Se irguió de un salto de la negra carrocería de la limusina donde estaba apoyado, y corrió a abrir la puerta trasera del vehículo para él.
—Buenas noches, Paul.
—Hermosa noche para ir al ballet, ¿no cree? —afirmó sonriente, lo que originaba que Edward en algunas ocasiones se preguntara, ¿cómo hacía para mantener de manera constante ese fabuloso estado de ánimo?
«¿Comerá todos los días una buena dosis de alegría?», pensó mordaz, no obstante contestó—: Sí, tú lo dices…
Su voz monocorde y se encogió de hombros en un gesto adolescente, el que salía a relucir muy pocas veces de donde él lo había guardado —o más bien asesinado—, cuando de manera horrible y abrupta, se vio obligado a crecer.
Esa noche, sus intenciones no podían distar más que acudir al ballet…
Era diciembre y, al contrario de la mayoría de las personas que disfrutaba con las fiestas de fin de año, Edward las aborrecía. Una blanca Navidad, creyó recibir la mejor noticia de su vida, una que cambió por completo el concepto que tenía del amor y, aunque supo que no sería fácil, le fue inevitable construir sueños, ilusiones que en un pestañear se derrumbaron como un castillo de naipes. Jamás imaginó —ni es sus peores pesadillas—, que la alegría que en ese momento inundó su juvenil corazón, sería su desdicha.

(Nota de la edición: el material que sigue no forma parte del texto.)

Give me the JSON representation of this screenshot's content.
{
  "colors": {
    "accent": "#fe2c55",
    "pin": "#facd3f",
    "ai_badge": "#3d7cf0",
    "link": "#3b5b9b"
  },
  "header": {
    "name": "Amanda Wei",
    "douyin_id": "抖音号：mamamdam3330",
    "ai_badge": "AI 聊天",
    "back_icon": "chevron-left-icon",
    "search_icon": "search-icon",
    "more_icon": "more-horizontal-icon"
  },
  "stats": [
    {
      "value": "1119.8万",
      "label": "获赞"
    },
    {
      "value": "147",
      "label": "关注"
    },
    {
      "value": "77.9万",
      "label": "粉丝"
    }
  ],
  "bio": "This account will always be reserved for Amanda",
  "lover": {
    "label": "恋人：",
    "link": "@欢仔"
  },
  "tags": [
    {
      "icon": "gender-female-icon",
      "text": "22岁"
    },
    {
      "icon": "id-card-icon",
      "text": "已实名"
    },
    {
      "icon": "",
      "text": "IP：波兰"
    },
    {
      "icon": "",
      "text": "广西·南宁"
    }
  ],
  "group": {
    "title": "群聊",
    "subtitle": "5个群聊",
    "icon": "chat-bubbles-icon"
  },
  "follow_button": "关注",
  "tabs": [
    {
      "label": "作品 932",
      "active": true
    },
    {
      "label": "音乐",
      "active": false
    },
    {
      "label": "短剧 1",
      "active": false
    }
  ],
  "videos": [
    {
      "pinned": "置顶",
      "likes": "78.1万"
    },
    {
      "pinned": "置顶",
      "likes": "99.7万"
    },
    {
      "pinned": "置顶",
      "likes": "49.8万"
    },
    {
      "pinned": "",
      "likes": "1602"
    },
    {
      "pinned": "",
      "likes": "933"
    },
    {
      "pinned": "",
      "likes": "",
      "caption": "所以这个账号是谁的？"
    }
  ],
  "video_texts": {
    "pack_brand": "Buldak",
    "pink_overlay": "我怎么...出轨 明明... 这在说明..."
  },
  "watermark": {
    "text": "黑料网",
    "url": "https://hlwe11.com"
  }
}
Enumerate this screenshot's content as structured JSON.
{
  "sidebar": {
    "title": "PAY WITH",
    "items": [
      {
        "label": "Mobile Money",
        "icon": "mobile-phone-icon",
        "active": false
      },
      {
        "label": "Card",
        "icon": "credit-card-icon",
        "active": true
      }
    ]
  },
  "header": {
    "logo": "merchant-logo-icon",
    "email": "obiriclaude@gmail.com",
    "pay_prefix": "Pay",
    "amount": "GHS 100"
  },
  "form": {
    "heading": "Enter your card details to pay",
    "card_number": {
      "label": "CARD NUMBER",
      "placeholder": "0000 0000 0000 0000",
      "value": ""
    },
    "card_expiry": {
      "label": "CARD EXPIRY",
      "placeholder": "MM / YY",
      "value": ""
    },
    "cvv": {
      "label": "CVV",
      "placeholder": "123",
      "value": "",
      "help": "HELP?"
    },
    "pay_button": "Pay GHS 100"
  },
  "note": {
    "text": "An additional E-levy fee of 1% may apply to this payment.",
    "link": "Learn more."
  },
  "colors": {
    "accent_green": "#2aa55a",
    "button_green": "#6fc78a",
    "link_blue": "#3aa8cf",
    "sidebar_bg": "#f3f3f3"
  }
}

Y necesitaba ahogarse en ella, en aquellos días que le recordaban que no debía sucumbir a la tentación de rehacer su vida e intentar ser feliz, tanto como necesitaba olvidar… Con alcohol anestesiaría sus pensamientos y con la gélida noche su cuerpo, mientras sentado en los escalones de la puerta trasera de la cocina, fumando un cigarrillo contemplaría la nieve caer, un jardín blanco, congelado al igual que él; aunque sabía que nunca lo conseguiría por completo.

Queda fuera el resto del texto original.